Le grand Churchill disait toujours que le propre des notables vieillissants est de confondre leurs discours et leurs souvenirs ; un instant, je vais m’abandonner à la tentation…
Je le dis très franchement, j’ai eu beaucoup de mal à convaincre le Président Mitterrand.
Si l’on revient en arrière, on remarquera que, dans les programmes successifs pour l’élection présidentielle et, en général, dans les programmes de la gauche, on était partisan d’une cour suprême, à l’américaine ou à l’allemande, devant laquelle jouerait évidemment l’exception d’inconstitutionnalité.
Je ne trahis pas de secrets en disant que cette perspective grandiose était en réalité un moyen de mettre en cause le Conseil constitutionnel, que, chacun le sait, en tout cas chacun des lecteurs de ses écrits, le Président Mitterrand n’aimait guère, et le terme est faible !
Par conséquent, le projet d’une cour suprême permettait de dénoncer tous les défauts du Conseil constitutionnel alors même que sa réalisation apparaissait, il faut bien le reconnaître, difficile.
À cet égard, le Président Mitterrand rejoignait la sensibilité commune à tous – je dis bien à « tous » – les grands parlementaires de la iiie République et de la ive République, élevés dans la tradition jacobine, républicaine : pour eux, le Parlement était le dépositaire de la volonté générale.

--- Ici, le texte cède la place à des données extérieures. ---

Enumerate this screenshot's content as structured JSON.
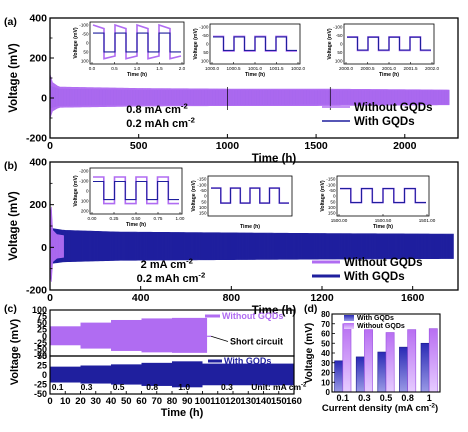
{
  "colors": {
    "without": "#b06cf2",
    "with": "#1f1f9e",
    "axis": "#000000",
    "bar_with_top": "#2a2ab5",
    "bar_with_bottom": "#9a9ae6",
    "bar_without_top": "#b86ef2",
    "bar_without_bottom": "#e6ccff"
  },
  "chart_data": [
    {
      "id": "a",
      "type": "line",
      "panel_label": "(a)",
      "xlabel": "Time (h)",
      "ylabel": "Voltage (mV)",
      "xlim": [
        0,
        2300
      ],
      "ylim": [
        -200,
        400
      ],
      "xticks": [
        0,
        500,
        1000,
        1500,
        2000
      ],
      "xtick_labels": [
        "0",
        "500",
        "1000",
        "1500",
        "2000"
      ],
      "yticks": [
        -200,
        0,
        200,
        400
      ],
      "ytick_labels": [
        "-200",
        "0",
        "200",
        "400"
      ],
      "annotation": [
        "0.8 mA cm",
        "-2",
        "0.2 mAh cm",
        "-2"
      ],
      "series": [
        {
          "name": "Without GQDs",
          "amplitude": [
            [
              0,
              120
            ],
            [
              10,
              80
            ],
            [
              50,
              55
            ],
            [
              500,
              48
            ],
            [
              1000,
              45
            ],
            [
              1500,
              45
            ],
            [
              2000,
              42
            ],
            [
              2250,
              40
            ]
          ],
          "end": 2250
        },
        {
          "name": "With GQDs",
          "amplitude": [
            [
              0,
              60
            ],
            [
              50,
              45
            ],
            [
              500,
              40
            ],
            [
              1000,
              40
            ],
            [
              1500,
              38
            ],
            [
              2000,
              38
            ],
            [
              2250,
              38
            ]
          ],
          "end": 2250
        }
      ],
      "legend": [
        "Without GQDs",
        "With GQDs"
      ],
      "insets": [
        {
          "xlim": [
            0.0,
            2.0
          ],
          "xticks": [
            "0.0",
            "0.5",
            "1.0",
            "1.5",
            "2.0"
          ],
          "ylim": [
            -100,
            100
          ],
          "yticks": [
            "-100",
            "-50",
            "0",
            "50",
            "100"
          ],
          "xlabel": "Time (h)",
          "ylabel": "Voltage (mV)",
          "without_amp": 80,
          "with_amp": 55
        },
        {
          "xlim": [
            1000.0,
            1002.0
          ],
          "xticks": [
            "1000.0",
            "1000.5",
            "1001.0",
            "1001.5",
            "1002.0"
          ],
          "ylim": [
            -100,
            100
          ],
          "yticks": [
            "-100",
            "-50",
            "0",
            "50",
            "100"
          ],
          "xlabel": "Time (h)",
          "ylabel": "Voltage (mV)",
          "without_amp": 45,
          "with_amp": 42
        },
        {
          "xlim": [
            2000.0,
            2002.0
          ],
          "xticks": [
            "2000.0",
            "2000.5",
            "2001.0",
            "2001.5",
            "2002.0"
          ],
          "ylim": [
            -100,
            100
          ],
          "yticks": [
            "-100",
            "-50",
            "0",
            "50",
            "100"
          ],
          "xlabel": "Time (h)",
          "ylabel": "Voltage (mV)",
          "without_amp": 42,
          "with_amp": 40
        }
      ]
    },
    {
      "id": "b",
      "type": "line",
      "panel_label": "(b)",
      "xlabel": "Time (h)",
      "ylabel": "Voltage (mV)",
      "xlim": [
        0,
        1800
      ],
      "ylim": [
        -200,
        400
      ],
      "xticks": [
        0,
        400,
        800,
        1200,
        1600
      ],
      "xtick_labels": [
        "0",
        "400",
        "800",
        "1200",
        "1600"
      ],
      "yticks": [
        -200,
        0,
        200,
        400
      ],
      "ytick_labels": [
        "-200",
        "0",
        "200",
        "400"
      ],
      "annotation": [
        "2 mA cm",
        "-2",
        "0.2 mAh cm",
        "-2"
      ],
      "series": [
        {
          "name": "Without GQDs",
          "amplitude": [
            [
              0,
              150
            ],
            [
              6,
              190
            ],
            [
              12,
              80
            ],
            [
              30,
              60
            ],
            [
              60,
              55
            ]
          ],
          "end": 60
        },
        {
          "name": "With GQDs",
          "amplitude": [
            [
              0,
              90
            ],
            [
              60,
              80
            ],
            [
              300,
              72
            ],
            [
              800,
              68
            ],
            [
              1200,
              65
            ],
            [
              1780,
              62
            ]
          ],
          "end": 1780
        }
      ],
      "legend": [
        "Without GQDs",
        "With GQDs"
      ],
      "insets": [
        {
          "xlim": [
            0.0,
            1.0
          ],
          "xticks": [
            "0.00",
            "0.25",
            "0.50",
            "0.75",
            "1.00"
          ],
          "ylim": [
            -200,
            200
          ],
          "yticks": [
            "-200",
            "-100",
            "0",
            "100",
            "200"
          ],
          "xlabel": "Time (h)",
          "ylabel": "Voltage (mV)",
          "without_amp": 140,
          "with_amp": 95
        },
        {
          "xlim": [
            0,
            1
          ],
          "xticks": [],
          "ylim": [
            -150,
            150
          ],
          "yticks": [
            "-150",
            "-100",
            "-50",
            "0",
            "50",
            "100",
            "150"
          ],
          "xlabel": "Time (h)",
          "ylabel": "Voltage (mV)",
          "without_amp": 70,
          "with_amp": 70
        },
        {
          "xlim": [
            1500.0,
            1501.0
          ],
          "xticks": [
            "1500.00",
            "1500.50",
            "1501.00"
          ],
          "ylim": [
            -150,
            150
          ],
          "yticks": [
            "-150",
            "-100",
            "-50",
            "0",
            "50",
            "100",
            "150"
          ],
          "xlabel": "Time (h)",
          "ylabel": "Voltage (mV)",
          "without_amp": 65,
          "with_amp": 65
        }
      ]
    },
    {
      "id": "c",
      "type": "line",
      "panel_label": "(c)",
      "xlabel": "Time (h)",
      "ylabel": "Voltage (mV)",
      "xlim": [
        0,
        160
      ],
      "xticks": [
        0,
        10,
        20,
        30,
        40,
        50,
        60,
        70,
        80,
        90,
        100,
        110,
        120,
        130,
        140,
        150,
        160
      ],
      "xtick_labels": [
        "0",
        "10",
        "20",
        "30",
        "40",
        "50",
        "60",
        "70",
        "80",
        "90",
        "100",
        "110",
        "120",
        "130",
        "140",
        "150",
        "160"
      ],
      "top": {
        "ylim": [
          -75,
          100
        ],
        "yticks": [
          100,
          75,
          50,
          25,
          0,
          -25,
          -50,
          -75
        ],
        "ytick_labels": [
          "100",
          "75",
          "50",
          "25",
          "0",
          "-25",
          "-50",
          "-75"
        ],
        "legend": "Without GQDs",
        "short_label": "Short circuit",
        "short_at": 103
      },
      "bottom": {
        "ylim": [
          -50,
          50
        ],
        "yticks": [
          50,
          25,
          0,
          -25,
          -50
        ],
        "ytick_labels": [
          "50",
          "25",
          "0",
          "-25",
          "-50"
        ],
        "legend": "With GQDs"
      },
      "rate_labels": [
        "0.1",
        "0.3",
        "0.5",
        "0.8",
        "1.0",
        "0.3"
      ],
      "rate_positions": [
        5,
        24,
        45,
        67,
        88,
        116
      ],
      "unit_label": "Unit: mA cm",
      "unit_sup": "-2",
      "series": [
        {
          "name": "Without GQDs",
          "segments": [
            [
              0,
              20,
              38
            ],
            [
              20,
              40,
              52
            ],
            [
              40,
              60,
              62
            ],
            [
              60,
              80,
              68
            ],
            [
              80,
              103,
              70
            ]
          ]
        },
        {
          "name": "With GQDs",
          "segments": [
            [
              0,
              20,
              22
            ],
            [
              20,
              40,
              25
            ],
            [
              40,
              60,
              28
            ],
            [
              60,
              80,
              32
            ],
            [
              80,
              100,
              36
            ],
            [
              100,
              160,
              30
            ]
          ]
        }
      ]
    },
    {
      "id": "d",
      "type": "bar",
      "panel_label": "(d)",
      "xlabel": "Current density (mA cm",
      "xlabel_sup": "-2",
      "xlabel_end": ")",
      "ylabel": "Voltage (mV)",
      "categories": [
        "0.1",
        "0.3",
        "0.5",
        "0.8",
        "1"
      ],
      "ylim": [
        0,
        80
      ],
      "yticks": [
        0,
        10,
        20,
        30,
        40,
        50,
        60,
        70,
        80
      ],
      "ytick_labels": [
        "0",
        "10",
        "20",
        "30",
        "40",
        "50",
        "60",
        "70",
        "80"
      ],
      "series": [
        {
          "name": "With GQDs",
          "values": [
            32,
            36,
            41,
            46,
            50
          ]
        },
        {
          "name": "Without GQDs",
          "values": [
            70,
            64,
            61,
            64,
            65
          ]
        }
      ],
      "legend": [
        "With GQDs",
        "Without GQDs"
      ]
    }
  ]
}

N’oublions pas qu’il s’agissait de républiques fondamentalement parlementaires, culture dont les hommes et les femmes de cette génération étaient imprégnés : le Parlement était souverain et l’idée qu’une loi votée par lui puisse faire l’objet d’une évaluation, d’une censure, d’une abrogation par des juges leur était insupportable, impossible à admettre.